Help defining (masked) vload and vstore operations for SArrays (or other isbits structs) using llvmcall

Sadly, I think that is the best I can do.
I was hoping I could use alloca to get a pointer, store the variable there, and finally load it – and have llvm eliminate the allocation. However, that does not seem to be the case:

using StaticArrays
a = @SVector randn(24);
@inline function llvmzload(A::SArray{Tuple{24}, Float64, 1, 24}, i::Int)
    #= REPL[150]:29 =#
    Base.llvmcall(("",
    """%sptr = alloca { [24 x double] }
    store { [24 x double] } %0, { [24 x double] }* %sptr
    %elptr = getelementptr { [24 x double] }, { [24 x double] }* %sptr, i32 0, i32 0, i64 %1
    %ptr = bitcast double* %elptr to <8 x double>*
    %res = load <8 x double>, <8 x double>* %ptr, align 8
    ret <8 x double> %res"""), Vec{8, Float64}, Tuple{SArray{Tuple{24}, Float64, 1, 24}, Int}, A, i)
end

yields:

julia> @code_native llvmzload(a, 7)
	.text
; Function llvmzload {
; Location: REPL[162]:3
	subq	$64, %rsp
	vmovups	(%rdi), %zmm0
	vmovups	64(%rdi), %zmm1
	vmovups	128(%rdi), %zmm2
	vmovups	%zmm0, -128(%rsp)
	vmovups	%zmm1, -64(%rsp)
	vmovups	%zmm2, (%rsp)
	vmovups	-128(%rsp,%rsi,8), %zmm0
	addq	$64, %rsp
	retq
	nopl	(%rax)
;}

I was basing this off a 10 year old email that said llvm has no address-of operator, unlike C (& Co):

You probably already know this, but I want to state it just in case.
LLVM has no address-of operator, so if you see an instruction like “%sum
= add i32 %x, %y” you can’t get the address of %sum (it’s a register,
after all).

The C frontend doesn’t interpret “int32_t i;” as creating an LLVM
variable of type i32; it actually does “i32* %i_addr = alloca i32”.
LLVM’s optimizers will remove the alloca and lower it to registers if
nobody takes its address.

So I was hoping it would eliminate the moves to %rsp, and just do a single move from %rdi.
If I try to use @asmcall instead, could that function still be inlined into the calling functions?
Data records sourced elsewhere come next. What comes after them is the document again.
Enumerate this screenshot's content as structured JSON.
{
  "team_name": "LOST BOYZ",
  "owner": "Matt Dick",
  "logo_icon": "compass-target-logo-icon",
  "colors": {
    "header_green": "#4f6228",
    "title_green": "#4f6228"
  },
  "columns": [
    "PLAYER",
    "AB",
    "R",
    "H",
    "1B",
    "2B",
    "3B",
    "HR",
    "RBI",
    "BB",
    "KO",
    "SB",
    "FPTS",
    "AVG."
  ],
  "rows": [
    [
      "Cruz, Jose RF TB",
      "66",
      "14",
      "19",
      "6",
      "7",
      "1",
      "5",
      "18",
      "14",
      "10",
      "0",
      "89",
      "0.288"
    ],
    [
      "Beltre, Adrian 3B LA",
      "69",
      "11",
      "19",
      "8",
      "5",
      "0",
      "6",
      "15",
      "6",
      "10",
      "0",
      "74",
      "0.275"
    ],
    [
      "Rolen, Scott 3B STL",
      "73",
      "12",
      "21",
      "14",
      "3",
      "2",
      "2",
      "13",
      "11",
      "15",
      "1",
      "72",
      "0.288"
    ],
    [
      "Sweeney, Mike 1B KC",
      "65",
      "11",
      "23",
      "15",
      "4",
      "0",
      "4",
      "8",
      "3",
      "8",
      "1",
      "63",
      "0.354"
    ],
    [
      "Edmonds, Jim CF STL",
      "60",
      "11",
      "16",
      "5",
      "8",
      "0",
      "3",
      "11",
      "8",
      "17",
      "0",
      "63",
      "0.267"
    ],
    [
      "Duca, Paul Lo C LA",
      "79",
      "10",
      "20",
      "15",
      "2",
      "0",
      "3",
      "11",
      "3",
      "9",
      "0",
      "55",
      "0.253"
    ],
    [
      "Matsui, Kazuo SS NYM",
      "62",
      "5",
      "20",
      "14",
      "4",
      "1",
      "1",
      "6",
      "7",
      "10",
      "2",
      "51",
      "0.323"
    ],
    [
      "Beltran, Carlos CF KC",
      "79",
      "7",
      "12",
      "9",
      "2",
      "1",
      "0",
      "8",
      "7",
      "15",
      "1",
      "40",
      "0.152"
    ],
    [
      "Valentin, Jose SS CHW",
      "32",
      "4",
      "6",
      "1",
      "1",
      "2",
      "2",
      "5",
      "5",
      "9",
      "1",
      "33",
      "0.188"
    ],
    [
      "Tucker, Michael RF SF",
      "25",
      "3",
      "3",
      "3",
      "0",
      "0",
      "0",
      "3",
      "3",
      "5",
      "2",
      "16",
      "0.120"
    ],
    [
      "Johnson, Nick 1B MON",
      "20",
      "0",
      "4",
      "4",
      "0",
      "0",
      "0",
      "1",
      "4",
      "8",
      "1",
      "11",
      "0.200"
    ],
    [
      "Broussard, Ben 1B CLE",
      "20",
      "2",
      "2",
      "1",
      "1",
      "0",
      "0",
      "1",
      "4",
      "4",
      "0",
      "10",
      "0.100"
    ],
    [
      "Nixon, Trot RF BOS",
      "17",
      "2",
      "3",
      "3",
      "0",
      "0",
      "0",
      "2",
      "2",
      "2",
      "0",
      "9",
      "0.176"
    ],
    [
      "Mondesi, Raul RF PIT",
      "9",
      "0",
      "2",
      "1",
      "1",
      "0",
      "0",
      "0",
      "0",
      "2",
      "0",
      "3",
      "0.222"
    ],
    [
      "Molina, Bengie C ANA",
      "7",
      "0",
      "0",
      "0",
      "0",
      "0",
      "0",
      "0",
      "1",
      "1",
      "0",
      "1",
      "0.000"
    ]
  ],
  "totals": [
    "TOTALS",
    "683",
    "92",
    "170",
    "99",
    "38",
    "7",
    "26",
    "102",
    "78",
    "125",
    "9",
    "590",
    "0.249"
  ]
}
The problem with those simple tuple functions is that I’ve never seen the compiler use a mask instruction.

julia> m2 = (true, true, true, true, true, true, true, false)
(true, true, true, true, true, true, true, false)

julia> @inline function vload2(::Type{Vec{N,T}}, x, ::Val{mask}) where {N,T,mask}
           ntuple(n -> mask[n] ? VE(T(x[n])) : VE(zero(T)), Val(N))
       end
vload2 (generic function with 2 methods)

julia> vload2(Vec{8,Float64}, a, Val(m2))
(VecElement{Float64}(0.1341517372061226), VecElement{Float64}(-1.4478062620335768), VecElement{Float64}(-0.830543624514204), VecElement{Float64}(0.9402472351085811), VecElement{Float64}(-0.5112288316089226), VecElement{Float64}(0.19750599041128963), VecElement{Float64}(0.9528499075643893), VecElement{Float64}(0.0))

julia> @code_native vload2(Vec{8,Float64}, a, Val(m2))
	.text
; Function vload2 {
; Location: REPL[165]:1
; Function ntuple; {
; Location: sysimg.jl:271
; Function macro expansion; {
; Location: REPL[165]:1
	vmovups	(%rsi), %ymm0
	vmovups	32(%rsi), %xmm1
	vmovsd	48(%rsi), %xmm2         # xmm2 = mem[0],zero
	vinsertf128	$1, %xmm2, %ymm1, %ymm1
	vinsertf64x4	$1, %ymm1, %zmm0, %zmm0
;}}
	retq
	nopl	(%rax)
;}

I want a single masked move, not 3 moves, a vinsertf128, and a vinsertf64x4. That is still much better than even the non-masked move using llvmcall.

MArrays are far easier to optimize, but don’t get along with autodiff libraries like Zygote.